This trial is evaluating whether Sleep Health in Preschoolers (SHIP) will improve 15 primary outcomes and 9 secondary outcomes in patients with Dyssomnias. Measurement will happen over the course of Change from baseline to one month post-intervention.
This trial requires 500 total participants across 4 different treatment groups
This trial involves 4 different treatments. Sleep Health In Preschoolers (SHIP) is the primary treatment being studied. Participants will be divided into 3 treatment groups. There is no placebo group. The treatments being tested are not being studied for commercial purposes.
Patients with dyssomnias present with an intermittent, often alarming and recurrent insomnia with symptoms including restlessness, headaches, increased sweating and decreased appetite. These are often accompanied by sleep-related and other disturbances. Patients should be evaluated for sleep disorders particularly when their sleep habits are abnormal. Sleep disorders should be included in the differential diagnosis of hypersomnia.
The majority of prescribed medications are used only when symptoms are severe or for the treatment of secondary symptoms such as agitation, which are not the primary purpose of the medication and therefore may not be required, even though they have proven effectiveness in alleviating such symptoms.
Dysfunctions of sleep-wake states can be assessed objectively and adequately treated. Although some patients are able to sleep again without symptoms, many need to learn to sleep independently or to sleep for longer periods.
The prevalence of dyssomnias was low. In the large majority of cases, the cause was unknown. In these cases, a nonclinical genetic basis was unlikely. Only small-or moderate-size studies are needed before excluding an important genetic risk factor.
It is estimated that there are more than 5 million patients with an undiagnosed and untreated sleep-wake disorder in the United States. These patients are, however, not adequately recognized or studied. This project is intended to highlight the importance of sleep medicine among neurology and general medicine doctors. Results from a recent clinical trial could also be used to make future recommendations and plans for conducting better studies of sleep disorders among the medical community.
Diagnosis of dyssomnias can be challenging and may require special diagnostic consideration. Sleep researchers, clinicians, and researchers in mood disorders are encouraged to seek appropriate diagnostic evaluation.
Findings from this project demonstrate the positive impacts that a sleep intervention can produce for children by fostering improved sleep structure and processes and reducing sleep complaints.
Sleep patterns were less uniform and more complex than would normally be expected in preschooler and older children. A significant proportion of preschooler sleep patterns are different from that in older children. Sleep patterns did not differ by age or sex. However, sleep disturbances did differ.
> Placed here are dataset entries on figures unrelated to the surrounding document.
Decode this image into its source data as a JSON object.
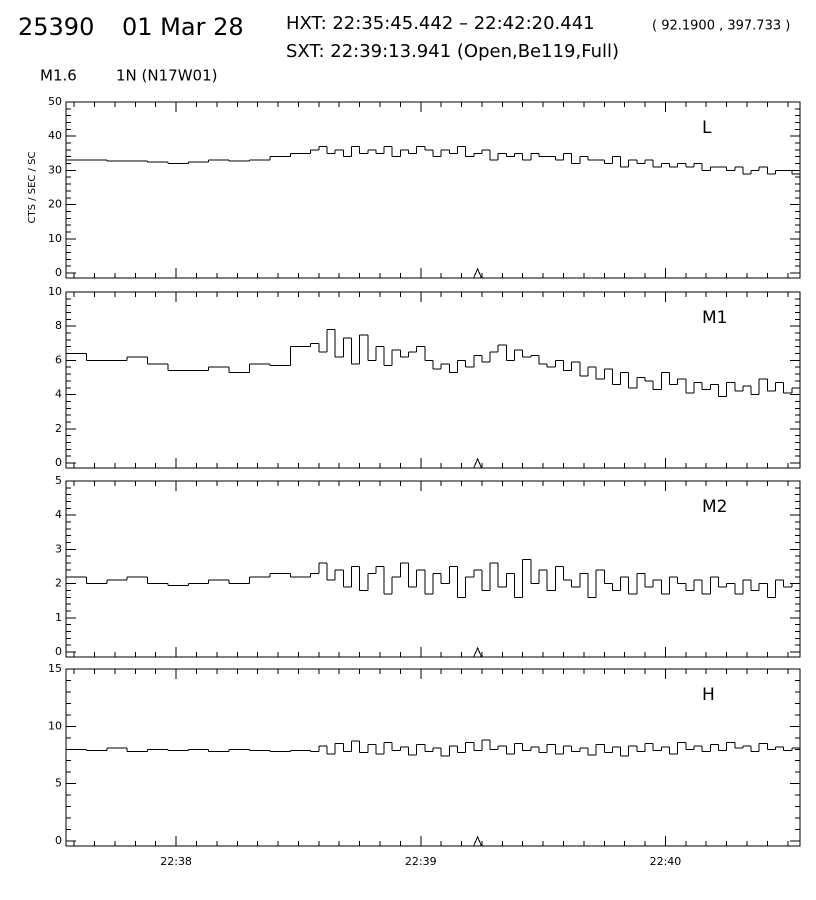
{
  "header": {
    "orbit": "25390",
    "date": "01 Mar 28",
    "hxt": "HXT: 22:35:45.442 – 22:42:20.441",
    "hxt_position": "( 92.1900 , 397.733 )",
    "sxt": "SXT: 22:39:13.941 (Open,Be119,Full)",
    "flare_class": "M1.6",
    "region": "1N (N17W01)"
  },
  "chart_data": [
    {
      "type": "step",
      "title": "L",
      "ylabel": "CTS / SEC / SC",
      "color": "#000000",
      "xlim": [
        81453,
        81633
      ],
      "xticks": [
        81480,
        81540,
        81600
      ],
      "marker_x": 81553.941,
      "ylim": [
        0,
        50
      ],
      "yticks": [
        0,
        10,
        20,
        30,
        40,
        50
      ],
      "x": [
        81453,
        81458,
        81463,
        81468,
        81473,
        81478,
        81483,
        81488,
        81493,
        81498,
        81503,
        81508,
        81513,
        81515,
        81517,
        81519,
        81521,
        81523,
        81525,
        81527,
        81529,
        81531,
        81533,
        81535,
        81537,
        81539,
        81541,
        81543,
        81545,
        81547,
        81549,
        81551,
        81553,
        81555,
        81557,
        81559,
        81561,
        81563,
        81565,
        81567,
        81569,
        81571,
        81573,
        81575,
        81577,
        81579,
        81581,
        81583,
        81585,
        81587,
        81589,
        81591,
        81593,
        81595,
        81597,
        81599,
        81601,
        81603,
        81605,
        81607,
        81609,
        81611,
        81613,
        81615,
        81617,
        81619,
        81621,
        81623,
        81625,
        81627,
        81629,
        81631
      ],
      "values": [
        33,
        33,
        32.7,
        32.7,
        32.5,
        32,
        32.5,
        33,
        32.8,
        33,
        34,
        35,
        36,
        37,
        35,
        36,
        34,
        37,
        35,
        36,
        35,
        37,
        34,
        36,
        35,
        37,
        36,
        34,
        36,
        35,
        37,
        34,
        35,
        36,
        33,
        35,
        34,
        35,
        33,
        35,
        34,
        34,
        33,
        35,
        32,
        34,
        33,
        33,
        32,
        34,
        31,
        33,
        32,
        33,
        31,
        32,
        31,
        32,
        31,
        32,
        30,
        31,
        31,
        30,
        31,
        29,
        30,
        31,
        29,
        30,
        30,
        29
      ]
    },
    {
      "type": "step",
      "title": "M1",
      "color": "#000000",
      "xlim": [
        81453,
        81633
      ],
      "xticks": [
        81480,
        81540,
        81600
      ],
      "marker_x": 81553.941,
      "ylim": [
        0,
        10
      ],
      "yticks": [
        0,
        2,
        4,
        6,
        8,
        10
      ],
      "x": [
        81453,
        81458,
        81463,
        81468,
        81473,
        81478,
        81483,
        81488,
        81493,
        81498,
        81503,
        81508,
        81513,
        81515,
        81517,
        81519,
        81521,
        81523,
        81525,
        81527,
        81529,
        81531,
        81533,
        81535,
        81537,
        81539,
        81541,
        81543,
        81545,
        81547,
        81549,
        81551,
        81553,
        81555,
        81557,
        81559,
        81561,
        81563,
        81565,
        81567,
        81569,
        81571,
        81573,
        81575,
        81577,
        81579,
        81581,
        81583,
        81585,
        81587,
        81589,
        81591,
        81593,
        81595,
        81597,
        81599,
        81601,
        81603,
        81605,
        81607,
        81609,
        81611,
        81613,
        81615,
        81617,
        81619,
        81621,
        81623,
        81625,
        81627,
        81629,
        81631
      ],
      "values": [
        6.4,
        6,
        6,
        6.2,
        5.8,
        5.4,
        5.4,
        5.6,
        5.3,
        5.8,
        5.7,
        6.8,
        7,
        6.5,
        7.8,
        6.2,
        7.3,
        5.8,
        7.5,
        6,
        6.8,
        5.7,
        6.6,
        6.2,
        6.5,
        6.8,
        6,
        5.5,
        5.8,
        5.3,
        6,
        5.6,
        6.3,
        5.9,
        6.5,
        6.9,
        6,
        6.6,
        6.2,
        6.3,
        5.8,
        5.6,
        6,
        5.4,
        5.9,
        5.1,
        5.6,
        4.9,
        5.5,
        4.6,
        5.3,
        4.4,
        5,
        4.8,
        4.3,
        5.3,
        4.6,
        4.9,
        4.1,
        4.7,
        4.3,
        4.6,
        3.9,
        4.7,
        4.2,
        4.5,
        4,
        4.9,
        4.2,
        4.7,
        4.1,
        4.4
      ]
    },
    {
      "type": "step",
      "title": "M2",
      "color": "#000000",
      "xlim": [
        81453,
        81633
      ],
      "xticks": [
        81480,
        81540,
        81600
      ],
      "marker_x": 81553.941,
      "ylim": [
        0,
        5
      ],
      "yticks": [
        0,
        1,
        2,
        3,
        4,
        5
      ],
      "x": [
        81453,
        81458,
        81463,
        81468,
        81473,
        81478,
        81483,
        81488,
        81493,
        81498,
        81503,
        81508,
        81513,
        81515,
        81517,
        81519,
        81521,
        81523,
        81525,
        81527,
        81529,
        81531,
        81533,
        81535,
        81537,
        81539,
        81541,
        81543,
        81545,
        81547,
        81549,
        81551,
        81553,
        81555,
        81557,
        81559,
        81561,
        81563,
        81565,
        81567,
        81569,
        81571,
        81573,
        81575,
        81577,
        81579,
        81581,
        81583,
        81585,
        81587,
        81589,
        81591,
        81593,
        81595,
        81597,
        81599,
        81601,
        81603,
        81605,
        81607,
        81609,
        81611,
        81613,
        81615,
        81617,
        81619,
        81621,
        81623,
        81625,
        81627,
        81629,
        81631
      ],
      "values": [
        2.2,
        2,
        2.1,
        2.2,
        2,
        1.95,
        2,
        2.1,
        2,
        2.2,
        2.3,
        2.2,
        2.3,
        2.6,
        2.1,
        2.4,
        1.9,
        2.5,
        1.8,
        2.3,
        2.5,
        1.7,
        2.2,
        2.6,
        1.9,
        2.4,
        1.7,
        2.3,
        2,
        2.5,
        1.6,
        2.2,
        2.4,
        1.8,
        2.6,
        1.9,
        2.3,
        1.6,
        2.7,
        2,
        2.4,
        1.8,
        2.5,
        2.1,
        1.9,
        2.3,
        1.6,
        2.4,
        2,
        1.8,
        2.2,
        1.7,
        2.3,
        1.9,
        2.1,
        1.7,
        2.2,
        2,
        1.8,
        2.1,
        1.7,
        2.2,
        1.9,
        2,
        1.7,
        2.1,
        1.8,
        2,
        1.6,
        2.1,
        1.9,
        2
      ]
    },
    {
      "type": "step",
      "title": "H",
      "color": "#000000",
      "xlim": [
        81453,
        81633
      ],
      "xticks": [
        {
          "value": 81480,
          "label": "22:38"
        },
        {
          "value": 81540,
          "label": "22:39"
        },
        {
          "value": 81600,
          "label": "22:40"
        }
      ],
      "marker_x": 81553.941,
      "ylim": [
        0,
        15
      ],
      "yticks": [
        0,
        5,
        10,
        15
      ],
      "x": [
        81453,
        81458,
        81463,
        81468,
        81473,
        81478,
        81483,
        81488,
        81493,
        81498,
        81503,
        81508,
        81513,
        81515,
        81517,
        81519,
        81521,
        81523,
        81525,
        81527,
        81529,
        81531,
        81533,
        81535,
        81537,
        81539,
        81541,
        81543,
        81545,
        81547,
        81549,
        81551,
        81553,
        81555,
        81557,
        81559,
        81561,
        81563,
        81565,
        81567,
        81569,
        81571,
        81573,
        81575,
        81577,
        81579,
        81581,
        81583,
        81585,
        81587,
        81589,
        81591,
        81593,
        81595,
        81597,
        81599,
        81601,
        81603,
        81605,
        81607,
        81609,
        81611,
        81613,
        81615,
        81617,
        81619,
        81621,
        81623,
        81625,
        81627,
        81629,
        81631
      ],
      "values": [
        8,
        7.9,
        8.1,
        7.8,
        8,
        7.9,
        8,
        7.8,
        8,
        7.9,
        7.8,
        7.9,
        7.8,
        8.3,
        7.6,
        8.5,
        7.8,
        8.7,
        7.7,
        8.4,
        7.6,
        8.6,
        7.9,
        8.2,
        7.5,
        8.4,
        7.8,
        8.1,
        7.4,
        8.3,
        7.7,
        8.6,
        7.9,
        8.8,
        8,
        8.3,
        7.6,
        8.5,
        7.9,
        8.2,
        7.7,
        8.4,
        7.6,
        8.3,
        7.8,
        8.1,
        7.5,
        8.4,
        7.7,
        8.2,
        7.4,
        8.3,
        7.8,
        8.5,
        7.9,
        8.2,
        7.6,
        8.6,
        8,
        8.3,
        7.8,
        8.4,
        7.9,
        8.6,
        8.1,
        8.3,
        7.8,
        8.5,
        8,
        8.2,
        7.9,
        8.1
      ]
    }
  ]
}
Although we used a small sample size, [this study confirms studies that have found that a variety of factors seem to be associated with the development of a chronic pain disorder and that may also play a role in the initiation of symptoms, particularly in the case of idiopathic dyssomnias. These factors include a past stressful experience or traumatic life event, which can modify the activity of NREM sleep generating centers in the brain; other factors include neurological risk factors, genetic traits, and lifestyle factors. The effects that these factors have on the development of dyssomnias are not clear.
Dyssomnias happen more commonly in childhood than in old age. The onset of dyssomnias often occurs around age 6, and it is rarely mentioned in the literature. Recent findings are important when clinicians discuss the diagnosis of dyssomnias with patients.
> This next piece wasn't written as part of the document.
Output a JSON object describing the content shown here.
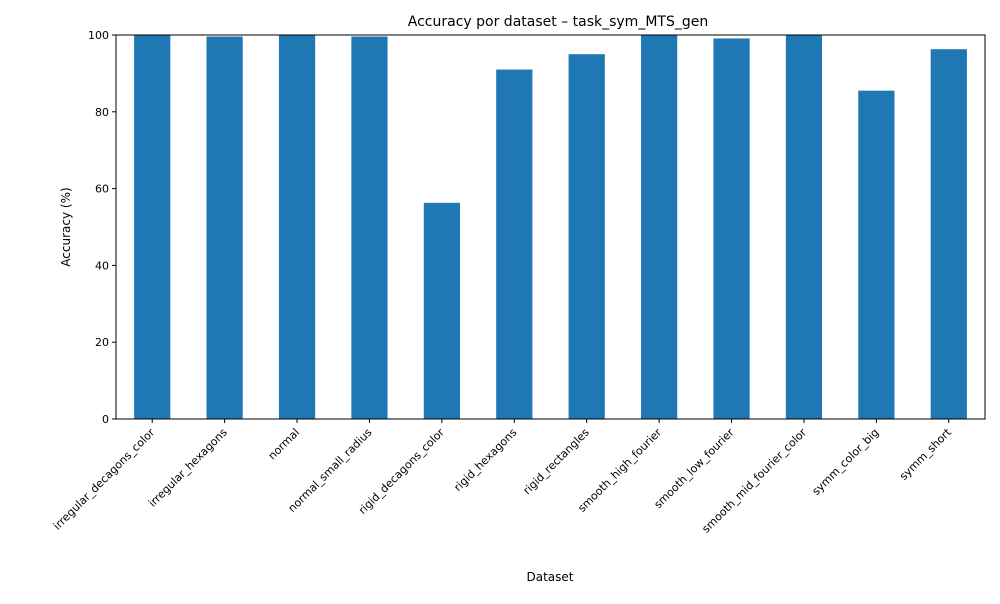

We found evidence that the effect of sleep is age and sex specific. While we found no statistically significant relationship between sleep and health behaviors, sleeping habits, and circadian rhythm, our results did show no increase of problems in sleep, and sleep quality was worse in the daytime.
In a recent study, findings demonstrated the effectiveness of the Sleep Health Project as an educational and motivational strategy in changing the attitudes and knowledge of parents toward sleep in young children. The Sleep Health Project was also effective with improving parents' attitudes and intentions within the pediatric setting to implement sleep patterns and strategies in their children. It was also successfully adopted by the staff of the NICU. In a recent study, findings demonstrated that the Sleep Health Project can be administered as an educational intervention at the nursery and that it may be a tool to reduce sleep problems in the preschool age, and to increase caregivers' knowledge and acceptance of sleep problems in young children.